DECLARE SUB isolate (a&)
a& = 987654321
PRINT "isolating "; a&
isolate a&

SUB isolate (a&)
IF a& = 0 THEN EXIT SUB
b& = a& MOD 10
a& = a& \ 10
isolate a&
PRINT b&
END SUB

[Sterling Christensen]

Antoni Gual's doesn't work when given a zero, better it's still better than mine.

I always thought you'd have to use an array/stack to start at the one's place and still print them in order - nice work!

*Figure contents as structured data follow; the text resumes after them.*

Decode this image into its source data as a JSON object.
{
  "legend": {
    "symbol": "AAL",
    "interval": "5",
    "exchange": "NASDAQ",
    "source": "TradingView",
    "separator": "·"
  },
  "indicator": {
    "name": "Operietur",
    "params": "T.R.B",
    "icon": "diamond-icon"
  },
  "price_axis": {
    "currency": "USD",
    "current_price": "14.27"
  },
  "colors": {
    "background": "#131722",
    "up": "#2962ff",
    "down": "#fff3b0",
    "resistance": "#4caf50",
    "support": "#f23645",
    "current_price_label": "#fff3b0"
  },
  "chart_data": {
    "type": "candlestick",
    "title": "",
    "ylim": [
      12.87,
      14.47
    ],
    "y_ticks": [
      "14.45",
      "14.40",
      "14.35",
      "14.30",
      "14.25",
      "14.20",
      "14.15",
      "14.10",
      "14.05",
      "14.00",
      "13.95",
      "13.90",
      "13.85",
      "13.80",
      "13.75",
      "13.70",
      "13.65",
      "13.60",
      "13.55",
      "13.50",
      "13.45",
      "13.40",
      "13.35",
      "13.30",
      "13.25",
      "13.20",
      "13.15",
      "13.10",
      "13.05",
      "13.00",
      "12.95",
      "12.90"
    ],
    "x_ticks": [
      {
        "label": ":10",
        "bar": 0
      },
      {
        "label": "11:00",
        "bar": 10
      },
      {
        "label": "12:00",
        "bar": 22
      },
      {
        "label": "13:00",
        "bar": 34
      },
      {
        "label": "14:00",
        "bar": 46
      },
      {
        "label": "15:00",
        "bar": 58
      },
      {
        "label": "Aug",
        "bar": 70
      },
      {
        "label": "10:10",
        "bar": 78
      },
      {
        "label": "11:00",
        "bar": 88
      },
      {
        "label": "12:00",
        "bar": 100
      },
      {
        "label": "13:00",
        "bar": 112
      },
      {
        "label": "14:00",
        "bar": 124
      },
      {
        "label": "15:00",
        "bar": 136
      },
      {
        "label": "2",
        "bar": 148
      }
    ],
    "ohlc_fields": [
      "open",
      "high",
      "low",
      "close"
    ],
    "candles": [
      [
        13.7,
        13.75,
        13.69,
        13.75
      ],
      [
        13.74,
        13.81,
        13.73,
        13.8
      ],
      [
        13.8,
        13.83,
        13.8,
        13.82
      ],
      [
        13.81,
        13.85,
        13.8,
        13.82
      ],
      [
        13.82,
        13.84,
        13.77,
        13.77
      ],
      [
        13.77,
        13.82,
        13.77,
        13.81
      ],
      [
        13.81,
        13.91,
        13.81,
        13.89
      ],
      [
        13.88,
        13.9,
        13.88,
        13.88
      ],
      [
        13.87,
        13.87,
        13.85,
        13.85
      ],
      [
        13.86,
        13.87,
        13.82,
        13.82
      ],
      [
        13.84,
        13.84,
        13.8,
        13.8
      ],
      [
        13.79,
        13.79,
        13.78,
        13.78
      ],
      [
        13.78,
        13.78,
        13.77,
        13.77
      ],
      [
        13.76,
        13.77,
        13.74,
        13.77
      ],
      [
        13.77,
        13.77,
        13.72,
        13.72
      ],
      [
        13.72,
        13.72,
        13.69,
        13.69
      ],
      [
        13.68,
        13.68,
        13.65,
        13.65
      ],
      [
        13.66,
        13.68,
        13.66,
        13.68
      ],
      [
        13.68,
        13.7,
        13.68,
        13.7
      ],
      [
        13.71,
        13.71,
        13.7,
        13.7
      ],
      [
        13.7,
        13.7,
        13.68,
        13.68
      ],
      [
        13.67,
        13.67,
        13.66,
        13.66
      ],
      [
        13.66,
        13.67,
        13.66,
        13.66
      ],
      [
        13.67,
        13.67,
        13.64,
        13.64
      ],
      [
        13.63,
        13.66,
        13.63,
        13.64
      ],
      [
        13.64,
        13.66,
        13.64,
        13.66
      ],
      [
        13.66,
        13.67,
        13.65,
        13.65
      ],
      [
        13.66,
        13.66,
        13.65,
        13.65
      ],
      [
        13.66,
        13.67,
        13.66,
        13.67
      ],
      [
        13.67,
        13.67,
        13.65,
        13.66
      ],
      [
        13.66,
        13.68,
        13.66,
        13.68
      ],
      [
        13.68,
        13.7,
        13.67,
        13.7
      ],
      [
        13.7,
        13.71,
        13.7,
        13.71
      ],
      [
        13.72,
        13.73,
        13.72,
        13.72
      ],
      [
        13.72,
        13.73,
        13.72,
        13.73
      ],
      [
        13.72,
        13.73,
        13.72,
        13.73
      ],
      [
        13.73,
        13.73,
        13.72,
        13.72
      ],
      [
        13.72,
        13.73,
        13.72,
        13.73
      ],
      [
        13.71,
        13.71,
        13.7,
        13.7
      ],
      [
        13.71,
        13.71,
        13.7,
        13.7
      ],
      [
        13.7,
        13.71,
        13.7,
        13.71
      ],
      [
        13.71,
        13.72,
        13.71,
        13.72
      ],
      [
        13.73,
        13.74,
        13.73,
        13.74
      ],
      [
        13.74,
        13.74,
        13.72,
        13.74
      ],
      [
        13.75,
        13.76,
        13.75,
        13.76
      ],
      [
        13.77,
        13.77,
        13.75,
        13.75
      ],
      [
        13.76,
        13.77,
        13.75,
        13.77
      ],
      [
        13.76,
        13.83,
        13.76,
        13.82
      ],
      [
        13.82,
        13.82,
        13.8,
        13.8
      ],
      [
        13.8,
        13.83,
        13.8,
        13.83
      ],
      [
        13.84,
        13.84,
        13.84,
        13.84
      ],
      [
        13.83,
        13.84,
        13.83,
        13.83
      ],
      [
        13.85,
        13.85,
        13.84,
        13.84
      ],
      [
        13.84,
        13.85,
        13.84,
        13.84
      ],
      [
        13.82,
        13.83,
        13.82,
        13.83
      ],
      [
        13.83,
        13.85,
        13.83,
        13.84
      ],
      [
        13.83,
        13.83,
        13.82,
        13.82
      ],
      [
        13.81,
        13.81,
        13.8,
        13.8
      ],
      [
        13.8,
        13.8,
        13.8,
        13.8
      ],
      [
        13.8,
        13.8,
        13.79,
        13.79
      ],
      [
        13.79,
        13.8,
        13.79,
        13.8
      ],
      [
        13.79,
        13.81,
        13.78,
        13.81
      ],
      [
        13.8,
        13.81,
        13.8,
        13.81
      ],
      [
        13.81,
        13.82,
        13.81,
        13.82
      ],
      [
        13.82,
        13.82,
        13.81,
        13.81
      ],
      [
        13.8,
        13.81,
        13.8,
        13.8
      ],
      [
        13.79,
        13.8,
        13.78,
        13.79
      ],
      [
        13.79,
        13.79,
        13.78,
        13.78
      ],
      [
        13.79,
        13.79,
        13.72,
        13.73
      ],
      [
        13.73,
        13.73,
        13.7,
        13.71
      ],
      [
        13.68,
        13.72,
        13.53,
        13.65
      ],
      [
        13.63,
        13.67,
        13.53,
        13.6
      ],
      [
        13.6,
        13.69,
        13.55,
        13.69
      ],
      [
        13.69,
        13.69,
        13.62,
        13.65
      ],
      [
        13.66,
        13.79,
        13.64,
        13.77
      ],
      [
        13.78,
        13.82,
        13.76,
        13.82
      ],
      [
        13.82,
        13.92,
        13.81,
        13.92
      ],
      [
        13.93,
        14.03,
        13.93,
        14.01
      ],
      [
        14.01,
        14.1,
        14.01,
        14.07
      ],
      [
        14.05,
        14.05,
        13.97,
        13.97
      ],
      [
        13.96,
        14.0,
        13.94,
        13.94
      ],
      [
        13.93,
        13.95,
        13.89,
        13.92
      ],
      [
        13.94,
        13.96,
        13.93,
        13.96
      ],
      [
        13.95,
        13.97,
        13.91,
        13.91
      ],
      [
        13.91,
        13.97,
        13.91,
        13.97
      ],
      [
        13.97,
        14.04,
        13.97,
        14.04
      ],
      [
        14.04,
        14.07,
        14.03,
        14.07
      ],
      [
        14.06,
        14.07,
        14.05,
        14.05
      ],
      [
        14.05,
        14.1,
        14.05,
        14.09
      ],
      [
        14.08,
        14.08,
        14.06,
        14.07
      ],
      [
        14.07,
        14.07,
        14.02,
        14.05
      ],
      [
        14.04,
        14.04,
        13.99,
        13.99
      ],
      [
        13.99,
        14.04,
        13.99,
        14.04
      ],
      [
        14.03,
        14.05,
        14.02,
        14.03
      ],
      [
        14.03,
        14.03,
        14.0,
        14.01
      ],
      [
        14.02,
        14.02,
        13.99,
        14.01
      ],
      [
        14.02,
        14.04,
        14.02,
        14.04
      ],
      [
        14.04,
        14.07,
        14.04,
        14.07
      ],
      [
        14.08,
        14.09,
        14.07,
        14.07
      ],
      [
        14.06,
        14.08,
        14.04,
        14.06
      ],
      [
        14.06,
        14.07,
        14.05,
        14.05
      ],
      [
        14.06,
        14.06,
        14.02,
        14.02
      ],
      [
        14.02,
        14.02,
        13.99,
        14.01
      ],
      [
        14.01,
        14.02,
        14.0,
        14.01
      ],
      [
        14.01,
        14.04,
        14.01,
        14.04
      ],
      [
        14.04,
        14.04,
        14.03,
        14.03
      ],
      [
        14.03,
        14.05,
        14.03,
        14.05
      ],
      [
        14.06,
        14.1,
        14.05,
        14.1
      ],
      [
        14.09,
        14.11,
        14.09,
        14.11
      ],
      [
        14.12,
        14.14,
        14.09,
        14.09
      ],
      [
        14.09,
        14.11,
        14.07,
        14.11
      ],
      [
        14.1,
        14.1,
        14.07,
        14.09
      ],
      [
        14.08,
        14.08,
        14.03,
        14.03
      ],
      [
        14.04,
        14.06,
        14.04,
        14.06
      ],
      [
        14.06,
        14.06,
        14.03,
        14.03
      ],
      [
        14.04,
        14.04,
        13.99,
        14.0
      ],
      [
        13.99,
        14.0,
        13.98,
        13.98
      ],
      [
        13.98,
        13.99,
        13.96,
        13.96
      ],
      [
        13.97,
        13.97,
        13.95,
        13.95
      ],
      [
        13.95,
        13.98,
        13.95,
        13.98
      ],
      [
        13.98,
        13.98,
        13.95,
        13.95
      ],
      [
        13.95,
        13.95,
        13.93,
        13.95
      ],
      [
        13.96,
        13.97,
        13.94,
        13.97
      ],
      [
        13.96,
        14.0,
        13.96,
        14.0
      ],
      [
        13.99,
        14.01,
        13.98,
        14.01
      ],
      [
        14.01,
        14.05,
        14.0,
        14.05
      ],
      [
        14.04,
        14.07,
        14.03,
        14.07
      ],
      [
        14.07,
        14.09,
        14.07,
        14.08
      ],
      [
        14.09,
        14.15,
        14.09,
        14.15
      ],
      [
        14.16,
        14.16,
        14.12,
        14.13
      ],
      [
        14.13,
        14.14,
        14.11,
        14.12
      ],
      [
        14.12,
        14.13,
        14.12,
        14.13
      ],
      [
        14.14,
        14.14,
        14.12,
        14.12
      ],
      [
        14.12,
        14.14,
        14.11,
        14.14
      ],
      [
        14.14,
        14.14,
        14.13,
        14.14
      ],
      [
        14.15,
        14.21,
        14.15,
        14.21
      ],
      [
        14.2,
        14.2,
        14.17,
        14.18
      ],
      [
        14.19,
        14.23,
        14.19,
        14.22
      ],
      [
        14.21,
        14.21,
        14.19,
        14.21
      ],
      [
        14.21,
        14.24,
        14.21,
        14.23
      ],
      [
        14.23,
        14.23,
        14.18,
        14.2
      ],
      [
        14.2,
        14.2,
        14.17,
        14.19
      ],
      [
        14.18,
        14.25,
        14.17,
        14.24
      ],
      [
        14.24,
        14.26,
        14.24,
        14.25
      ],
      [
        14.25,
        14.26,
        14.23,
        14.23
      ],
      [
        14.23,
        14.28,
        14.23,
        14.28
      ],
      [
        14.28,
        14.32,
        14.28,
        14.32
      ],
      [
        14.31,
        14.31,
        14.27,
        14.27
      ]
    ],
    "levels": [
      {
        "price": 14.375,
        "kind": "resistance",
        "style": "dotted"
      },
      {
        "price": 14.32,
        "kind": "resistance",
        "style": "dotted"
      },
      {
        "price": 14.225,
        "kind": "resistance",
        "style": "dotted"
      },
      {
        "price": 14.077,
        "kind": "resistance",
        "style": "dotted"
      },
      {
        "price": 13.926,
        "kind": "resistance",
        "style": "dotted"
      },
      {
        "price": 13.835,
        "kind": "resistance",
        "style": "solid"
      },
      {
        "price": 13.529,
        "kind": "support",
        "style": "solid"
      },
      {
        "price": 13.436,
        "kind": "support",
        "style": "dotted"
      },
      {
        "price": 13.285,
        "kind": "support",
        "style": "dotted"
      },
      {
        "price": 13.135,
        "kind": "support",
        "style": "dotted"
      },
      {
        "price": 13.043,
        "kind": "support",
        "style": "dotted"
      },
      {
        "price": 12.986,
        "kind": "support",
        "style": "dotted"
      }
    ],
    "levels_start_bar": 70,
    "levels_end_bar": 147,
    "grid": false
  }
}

Well, anyway, here's mine:

Code:

DEFLNG A-Z

INPUT "Enter a non-negative integer: ", n

divisor = 1000000000  ' start at the billions place
                      ' LONGs cannot have any more digits than this

PRINT "Here are the digits, in order:";

' This flag will be used to clip off leading zeros:
havePrintedANonZeroDigit = 0

DO UNTIL divisor = 1

   digit% = (n \ divisor) MOD 10
   divisor = divisor \ 10

   IF (digit% <> 0) OR havePrintedANonZeroDigit THEN
      PRINT digit%; ",";
      havePrintedANonZeroDigit = -1
   END IF

LOOP

' This ensures that for n = 0, a zero will be printed:
PRINT n MOD 10  ' Print the last digit (in the one's place)

END

[LinkMaster Sab]

Yea, I realized that the algorithms I wrote won't work with 15 digits... so 10 has to work . Well, here's my code... it uses MOD and such, probably not as good as you guys though...

Code:

DECLARE SUB isolate (num)
DIM SHARED dig(10)
COMMON SHARED length
CLS
DO
INPUT "What number (1 - 9999999999) to isolate"; num
LOOP UNTIL num > 0 AND num < 9999999999
isolate (num)
FOR x = 1 TO 10
IF length >= x THEN PRINT dig(x);
NEXT x

SUB isolate (num)
FOR x = 1 TO 10
IF num < (10 ^ x) THEN length = x: GOTO lengthfound
NEXT x
lengthfound:
dig(1) = INT(num / (10 ^ (length - 1)))
FOR x = 2 TO length
dig(x) = num MOD 10 ^ (length - (x - 1))
dig(x) = INT(dig(x) / (10 ^ (length - x)))
NEXT x
END SUB

[Agamemnus]

Reverse order...

Code:

CLS
num1& = 5918525
DO
num2& = num1& \ 10
PRINT num1& - num2& * 10
IF num2& = 0 THEN EXIT DO
num1& = num2&
LOOP

[LinkMaster Sab]

You guys and your fancy short codes which do all that mine do yet are much simpler :wink:.

[Meg]

Here ya go. I see this is basically Antoni's algorithm, but I'll post it anyways since it's a bit shorter and allows for input of 0.

Code:

DECLARE SUB split (n&)
INPUT n&
IF n& = 0 THEN PRINT 0 ELSE split n&

SUB split (n&)
     IF n& THEN split n& \ 10 ELSE EXIT SUB
     PRINT n& MOD 10
END SUB

*peace*

Meg.

[Antoni Gual]

That's what i meant :oops:
Your code is the best, as it happens always when you decide to show up... :lol:

[Meg]

title reiterated.

*peace*

Meg.

[LinkMaster Sab]

I need to learn how to do recursion effectively